Putting terrorism in perspective
It has certainly been interesting over the past few days to observe all of the hyper-ventilating over the failed terrorist bombing on the Detroit-bound flight from Amsterdam. I just wanted to put it all into perspective, or at least express my perspetive on the incident, in the form of some key points to keep in mind going forward. I am going to list them in reverse priority order, lowest priority first:
- 6. Of course we saw a "systemic failure" and numerous improvements are needed in our counter-terrorism efforts. That should go without saying.
- 5. Simple fact that gets ignored: The terrorist bomber failed to bring down the plane or cause any significant damage or harm to human life. Sure, he did succeed at terrorizing the passengers for a brief time, but the over-reaction of law enforcement after the incident probably terrorized the passengers even worse than the terrorist incident itself.
- 4. Zero risk a great goal to aim for, but should never be used as our daily criteria for whether we have faith in our system. Incidents are bound to happen. Sure, we want to minimize their occurrence, but absolute zero risk is probably simply impossible, let alone affordable financially and in terms of loss of freedom of movement.
- 3. We should put risk of damage or harm from terrorism in the same perspective of comparable damage or harm from non-terrorist incidents such as accidents and negligence. Whether you die or are harmed from an act of terrorism or an act of negligence should not be material. It is mere political posturing to consider them as distinct. After all, both could be avoided. It is the fact that you were killed or harmed that matters, not how it happened. Terrorism may impact "air safety", but run the numbers of actual harm and lets see how safe or unsafe air travel is compared to past years or alternatives modes of transportation. If the absolute level of harm is very low, let's not obsess over it.

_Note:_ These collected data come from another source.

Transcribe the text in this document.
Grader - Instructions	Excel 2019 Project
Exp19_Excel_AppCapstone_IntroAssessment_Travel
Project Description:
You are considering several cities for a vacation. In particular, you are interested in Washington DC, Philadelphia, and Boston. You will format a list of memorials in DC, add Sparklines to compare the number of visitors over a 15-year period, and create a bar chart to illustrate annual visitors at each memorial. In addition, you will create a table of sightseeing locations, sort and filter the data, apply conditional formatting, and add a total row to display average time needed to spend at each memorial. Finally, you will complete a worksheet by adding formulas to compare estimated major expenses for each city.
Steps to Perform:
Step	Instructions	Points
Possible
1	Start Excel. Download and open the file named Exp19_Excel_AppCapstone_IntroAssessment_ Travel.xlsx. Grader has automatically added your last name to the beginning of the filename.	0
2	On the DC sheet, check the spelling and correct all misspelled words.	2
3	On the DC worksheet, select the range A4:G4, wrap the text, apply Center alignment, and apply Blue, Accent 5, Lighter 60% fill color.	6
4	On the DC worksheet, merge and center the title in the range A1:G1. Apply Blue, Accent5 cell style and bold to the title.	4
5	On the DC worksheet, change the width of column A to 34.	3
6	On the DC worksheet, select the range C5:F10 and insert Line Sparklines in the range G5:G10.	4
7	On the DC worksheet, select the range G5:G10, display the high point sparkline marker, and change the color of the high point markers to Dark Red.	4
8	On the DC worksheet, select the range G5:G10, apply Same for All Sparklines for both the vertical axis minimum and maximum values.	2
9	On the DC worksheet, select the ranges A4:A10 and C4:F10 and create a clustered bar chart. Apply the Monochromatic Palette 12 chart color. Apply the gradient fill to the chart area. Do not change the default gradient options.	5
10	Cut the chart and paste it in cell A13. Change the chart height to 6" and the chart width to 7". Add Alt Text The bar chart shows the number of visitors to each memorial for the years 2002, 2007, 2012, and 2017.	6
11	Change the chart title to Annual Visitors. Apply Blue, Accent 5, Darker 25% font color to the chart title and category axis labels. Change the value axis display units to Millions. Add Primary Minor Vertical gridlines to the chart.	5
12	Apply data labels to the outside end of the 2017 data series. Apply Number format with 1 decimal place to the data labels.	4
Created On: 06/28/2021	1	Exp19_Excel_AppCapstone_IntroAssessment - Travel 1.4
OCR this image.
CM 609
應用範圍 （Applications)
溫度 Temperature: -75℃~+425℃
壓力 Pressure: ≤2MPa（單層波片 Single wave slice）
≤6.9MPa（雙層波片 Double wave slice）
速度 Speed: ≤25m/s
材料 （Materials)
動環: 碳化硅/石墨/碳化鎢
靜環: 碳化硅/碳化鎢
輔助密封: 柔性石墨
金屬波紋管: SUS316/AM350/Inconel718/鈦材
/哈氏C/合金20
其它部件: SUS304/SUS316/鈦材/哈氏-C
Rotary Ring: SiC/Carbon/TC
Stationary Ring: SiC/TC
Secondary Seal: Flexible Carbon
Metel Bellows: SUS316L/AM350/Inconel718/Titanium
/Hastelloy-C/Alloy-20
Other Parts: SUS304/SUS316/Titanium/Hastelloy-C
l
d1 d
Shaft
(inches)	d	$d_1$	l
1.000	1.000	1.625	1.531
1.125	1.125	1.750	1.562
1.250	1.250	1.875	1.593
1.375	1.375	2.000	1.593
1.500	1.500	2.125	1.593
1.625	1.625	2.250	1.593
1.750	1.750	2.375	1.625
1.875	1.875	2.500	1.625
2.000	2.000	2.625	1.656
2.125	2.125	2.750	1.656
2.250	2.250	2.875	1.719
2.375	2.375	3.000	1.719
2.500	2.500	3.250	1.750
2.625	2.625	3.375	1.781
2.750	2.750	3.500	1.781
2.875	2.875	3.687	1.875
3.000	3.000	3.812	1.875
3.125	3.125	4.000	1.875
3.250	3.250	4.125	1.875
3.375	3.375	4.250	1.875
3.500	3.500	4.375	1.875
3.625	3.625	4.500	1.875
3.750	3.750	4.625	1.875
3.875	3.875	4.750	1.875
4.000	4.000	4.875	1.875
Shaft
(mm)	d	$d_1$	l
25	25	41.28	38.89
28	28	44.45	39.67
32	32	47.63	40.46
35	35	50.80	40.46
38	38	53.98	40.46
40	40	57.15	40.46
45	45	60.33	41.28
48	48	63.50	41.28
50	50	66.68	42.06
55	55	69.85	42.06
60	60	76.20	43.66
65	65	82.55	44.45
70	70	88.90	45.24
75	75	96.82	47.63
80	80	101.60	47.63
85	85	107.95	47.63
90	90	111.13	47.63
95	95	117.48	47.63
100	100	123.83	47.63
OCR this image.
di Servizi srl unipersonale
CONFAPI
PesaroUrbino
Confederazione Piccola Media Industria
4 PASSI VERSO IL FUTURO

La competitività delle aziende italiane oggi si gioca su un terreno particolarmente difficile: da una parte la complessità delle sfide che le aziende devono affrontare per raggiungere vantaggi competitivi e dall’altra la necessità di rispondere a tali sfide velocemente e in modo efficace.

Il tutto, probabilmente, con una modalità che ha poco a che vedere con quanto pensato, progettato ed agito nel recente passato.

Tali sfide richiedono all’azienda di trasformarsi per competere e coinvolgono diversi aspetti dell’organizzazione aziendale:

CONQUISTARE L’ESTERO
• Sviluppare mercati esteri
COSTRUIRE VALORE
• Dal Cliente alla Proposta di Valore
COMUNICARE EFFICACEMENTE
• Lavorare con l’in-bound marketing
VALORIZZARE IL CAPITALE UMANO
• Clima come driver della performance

- 2. Public officials should be up-front about the simple fact that life is full of risk and that as much as we try to minimize risk, sometimes incidents will happen. The fact that an incident has happened (or almost happened in this case) should never be treated as some great horror. As long as the freuency of incidents is kept reasonably low and on average the impact of each incident is reasonably low, we should consider that overall, the system is working. And that is a good thing.
- 1. The media terrorized the American public far more than even the terrorist himself. I am not suggesting that there be a media "black out" for terrorist incidents, but the literal explosion of media coverage, with wave after wave of repetition and alarmism and alarmist rhetoric has been simply unconscionable. The media should simply report the news and move on. The media should not be in the business of making news or puffing up over-reaction. It should not be the function of the media to amplify the work of terrorists. That should be as illegal as the terrorism itself.
The short summary is that nothing happened last week that should overly-alarm any American. The hyper-ventilation and over-reaction by the media did more to aid and abet the cause of the terrorists than the actions or intentions of that one terrorist himself. That is the kind of perspetive we need to focus on.
So, our priorities should be:
- Dampen media coverage of terrorist activities.
- Public officials should focus on risk assessment and risk management and and present risks in perspective and remind citizens that they have a responsibility to accept that incidents of terrorism cannot be allowed to take over our public discourse.
- Expect that most terrorist plots will fail. But most importantly, do not treat those failures as if they were successful terrorist actions.
- Improve our technical measures and foreign policy efforts as feasible, but accept that they will never be foolproof.